Scientists are considering blowing snow onto Antarctica to save it from melting. In the July 17 issue of Science Advances, climate scientists outlined a plan to save the rapidly diminishing West Antarctic Ice Sheet (WAIS).
There is evidence of irreversible ice discharge that would potentially lead to disintegration of the WAIS. The main cause? Warming ocean waters. The ice sheet’s collapse stands to raise global sea levels by over three meters and would affect some of the world's most densely populated areas along coastlines from North America to Asia, including the metropolises of New York City, Calcutta, Shanghai and Tokyo.
Researchers are currently analyzing the potential method of stabilizing the ice sheet by pumping desalinated ocean water onto the glaciers and distributing it with snow cannons to create trillions of tons of additional snowfall.
They write, “The practical realization of elevating and distributing the ocean water would mean an unprecedented effort for humankind in one of the harshest environments of the planet. The practical execution of the endeavor is beyond the scope of this study, and it would be a technical challenge in many ways.”
The audacious effort would require tens of thousands of high-end wind turbines to generate electric power. Installing a wind farm and engineering the massive extraction of ocean water would essentially mean sacrificing a unique natural reserve. The risks and costs of such an endeavor must be weighed carefully against its potential benefits.
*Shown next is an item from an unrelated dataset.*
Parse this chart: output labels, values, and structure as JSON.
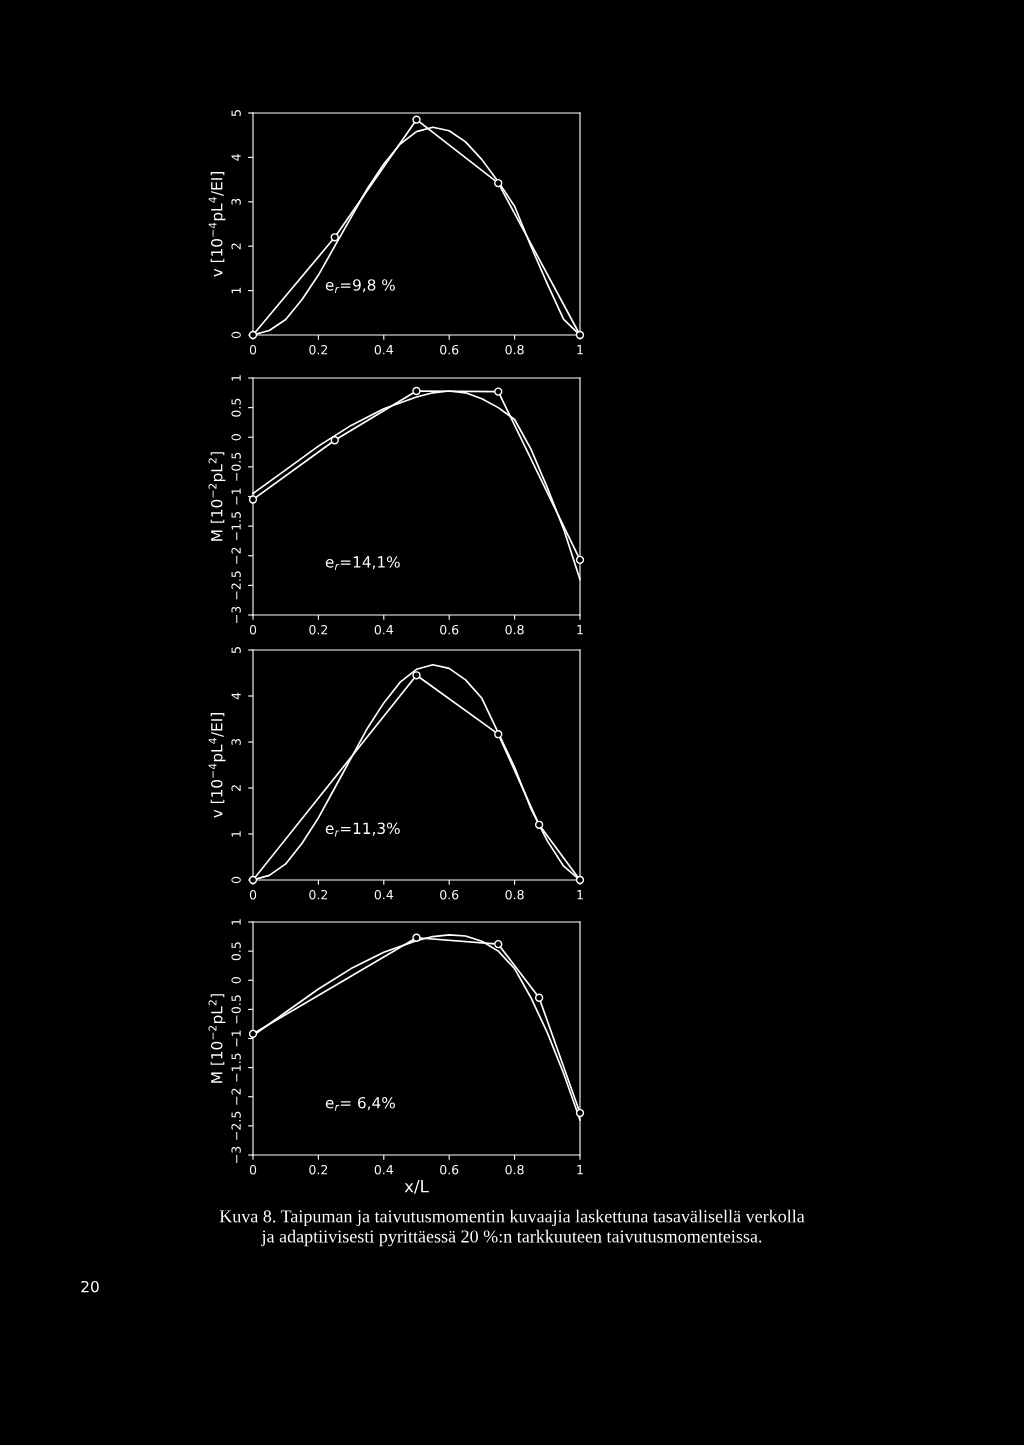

It would also demand that the Paris Climate Agreement be followed and worldwide carbon emissions reduced quickly. The researchers' simulations showed that stabilizing the ice sheet would require at least 8 trillion tons of artificial snow over 10 years. The team acknowledges that their model fails to account many X-factors, including changes in snowfall levels; ice shelf fracturing due to global warming; the accidental introduction of salt water onto the ice sheet; and the scale of infrastructure needed to build the snow cannons.
However, the scientists conclude that in order to prevent an unprecedented risk, humankind might have to make an unprecedented effort.